My brother-in-law works in IT and says there’s actually an unofficial language you can use to signal to tech support that you’re not a novice. Phrases like “I’ve already verified layer one connectivity” or “I’ve checked the registry keys and found no corruption” can sometimes prompt support reps to deviate from their scripts. But even this is hit-or-miss, depending on whether the person on the other end is empowered to recognize and respond to such signals.
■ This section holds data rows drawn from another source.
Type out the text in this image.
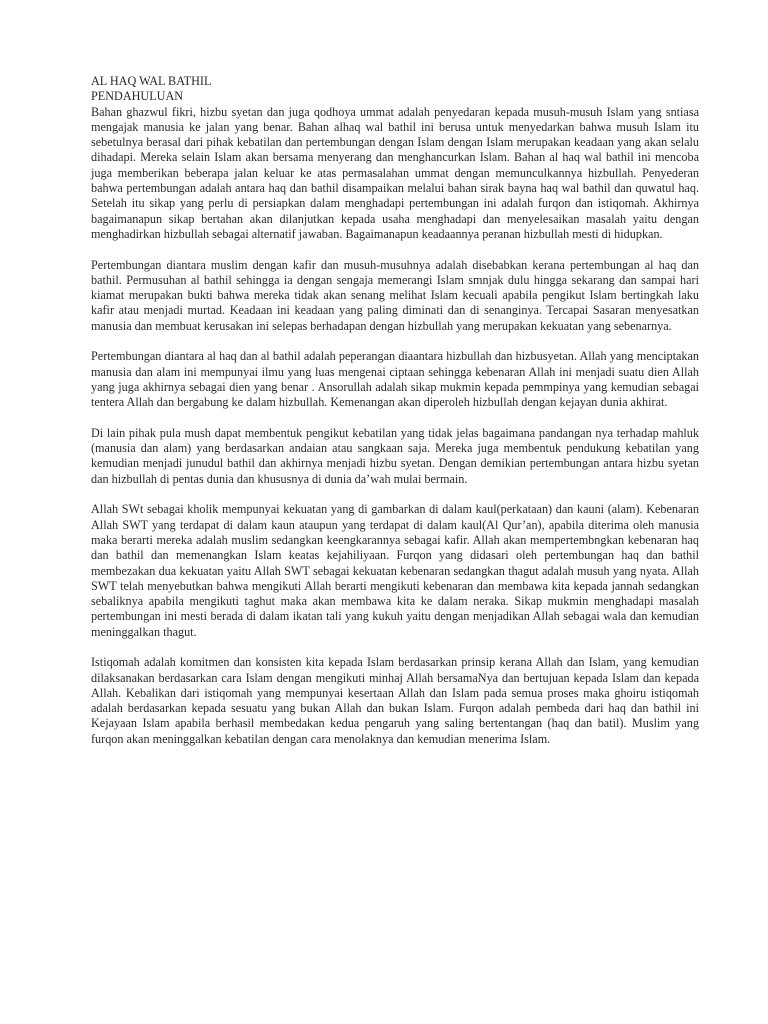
AL HAQ WAL BATHIL
PENDAHULUAN

Bahan ghazwul fikri, hizbu syetan dan juga qodhoya ummat adalah penyedaran kepada musuh-musuh Islam yang sntiasa mengajak manusia ke jalan yang benar. Bahan alhaq wal bathil ini berusa untuk menyedarkan bahwa musuh Islam itu sebetulnya berasal dari pihak kebatilan dan pertembungan dengan Islam dengan Islam merupakan keadaan yang akan selalu dihadapi. Mereka selain Islam akan bersama menyerang dan menghancurkan Islam. Bahan al haq wal bathil ini mencoba juga memberikan beberapa jalan keluar ke atas permasalahan ummat dengan memunculkannya hizbullah. Penyederan bahwa pertembungan adalah antara haq dan bathil disampaikan melalui bahan sirak bayna haq wal bathil dan quwatul haq. Setelah itu sikap yang perlu di persiapkan dalam menghadapi pertembungan ini adalah furqon dan istiqomah. Akhirnya bagaimanapun sikap bertahan akan dilanjutkan kepada usaha menghadapi dan menyelesaikan masalah yaitu dengan menghadirkan hizbullah sebagai alternatif jawaban. Bagaimanapun keadaannya peranan hizbullah mesti di hidupkan.

Pertembungan diantara muslim dengan kafir dan musuh-musuhnya adalah disebabkan kerana pertembungan al haq dan bathil. Permusuhan al bathil sehingga ia dengan sengaja memerangi Islam smnjak dulu hingga sekarang dan sampai hari kiamat merupakan bukti bahwa mereka tidak akan senang melihat Islam kecuali apabila pengikut Islam bertingkah laku kafir atau menjadi murtad. Keadaan ini keadaan yang paling diminati dan di senanginya. Tercapai Sasaran menyesatkan manusia dan membuat kerusakan ini selepas berhadapan dengan hizbullah yang merupakan kekuatan yang sebenarnya.

Pertembungan diantara al haq dan al bathil adalah peperangan diaantara hizbullah dan hizbusyetan. Allah yang menciptakan manusia dan alam ini mempunyai ilmu yang luas mengenai ciptaan sehingga kebenaran Allah ini menjadi suatu dien Allah yang juga akhirnya sebagai dien yang benar . Ansorullah adalah sikap mukmin kepada pemmpinya yang kemudian sebagai tentera Allah dan bergabung ke dalam hizbullah. Kemenangan akan diperoleh hizbullah dengan kejayan dunia akhirat.

Di lain pihak pula mush dapat membentuk pengikut kebatilan yang tidak jelas bagaimana pandangan nya terhadap mahluk (manusia dan alam) yang berdasarkan andaian atau sangkaan saja. Mereka juga membentuk pendukung kebatilan yang kemudian menjadi junudul bathil dan akhirnya menjadi hizbu syetan. Dengan demikian pertembungan antara hizbu syetan dan hizbullah di pentas dunia dan khususnya di dunia da’wah mulai bermain.

Allah SWt sebagai kholik mempunyai kekuatan yang di gambarkan di dalam kaul(perkataan) dan kauni (alam). Kebenaran Allah SWT yang terdapat di dalam kaun ataupun yang terdapat di dalam kaul(Al Qur’an), apabila diterima oleh manusia maka berarti mereka adalah muslim sedangkan keengkarannya sebagai kafir. Allah akan mempertembngkan kebenaran haq dan bathil dan memenangkan Islam keatas kejahiliyaan. Furqon yang didasari oleh pertembungan haq dan bathil membezakan dua kekuatan yaitu Allah SWT sebagai kekuatan kebenaran sedangkan thagut adalah musuh yang nyata. Allah SWT telah menyebutkan bahwa mengikuti Allah berarti mengikuti kebenaran dan membawa kita kepada jannah sedangkan sebaliknya apabila mengikuti taghut maka akan membawa kita ke dalam neraka. Sikap mukmin menghadapi masalah pertembungan ini mesti berada di dalam ikatan tali yang kukuh yaitu dengan menjadikan Allah sebagai wala dan kemudian meninggalkan thagut.

Istiqomah adalah komitmen dan konsisten kita kepada Islam berdasarkan prinsip kerana Allah dan Islam, yang kemudian dilaksanakan berdasarkan cara Islam dengan mengikuti minhaj Allah bersamaNya dan bertujuan kepada Islam dan kepada Allah. Kebalikan dari istiqomah yang mempunyai kesertaan Allah dan Islam pada semua proses maka ghoiru istiqomah adalah berdasarkan kepada sesuatu yang bukan Allah dan bukan Islam. Furqon adalah pembeda dari haq dan bathil ini Kejayaan Islam apabila berhasil membedakan kedua pengaruh yang saling bertentangan (haq dan batil). Muslim yang furqon akan meninggalkan kebatilan dengan cara menolaknya dan kemudian menerima Islam.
The irony is that as our technology becomes more complex, our support systems become more simplified and rigid. It’s like trying to perform surgery with a sledgehammer – a tool fundamentally unsuited to the nuance of the task.
After my printer ordeal, I did what any reasonable person would do: I vented on Twitter. The responses were both validating and depressing – dozens of people sharing similar experiences across every imaginable product category. The woman whose car’s infotainment system kept crashing, only to be told repeatedly to check her phone’s Bluetooth settings. The man whose specific prescription was constantly being rejected by his insurance company’s website, yet the support team insisted on walking him through how to clear his browser cache.
It’s enough to make you nostalgic for the days when products came with actual repair shops staffed by people who understood how they worked.
I did eventually get my printer fixed – or rather, replaced under warranty. But not before spending nearly four hours of my life engaged in troubleshooting theater. Four hours I’ll never get back. Four hours that could have been compressed into fifteen minutes if the support system had been designed to address actual problems rather than process customers through predetermined scripts.
Next time something breaks, I might just try shouting technical jargon at the automated system and see what happens. “Hard drive fragmentation causing exponential registry corruption during BIOS initialization!” Maybe that’ll confuse it enough to connect me directly to someone who can actually help.
Or maybe I’ll just throw the damn thing out the window and be done with it. Might be more cost-effective in the long run.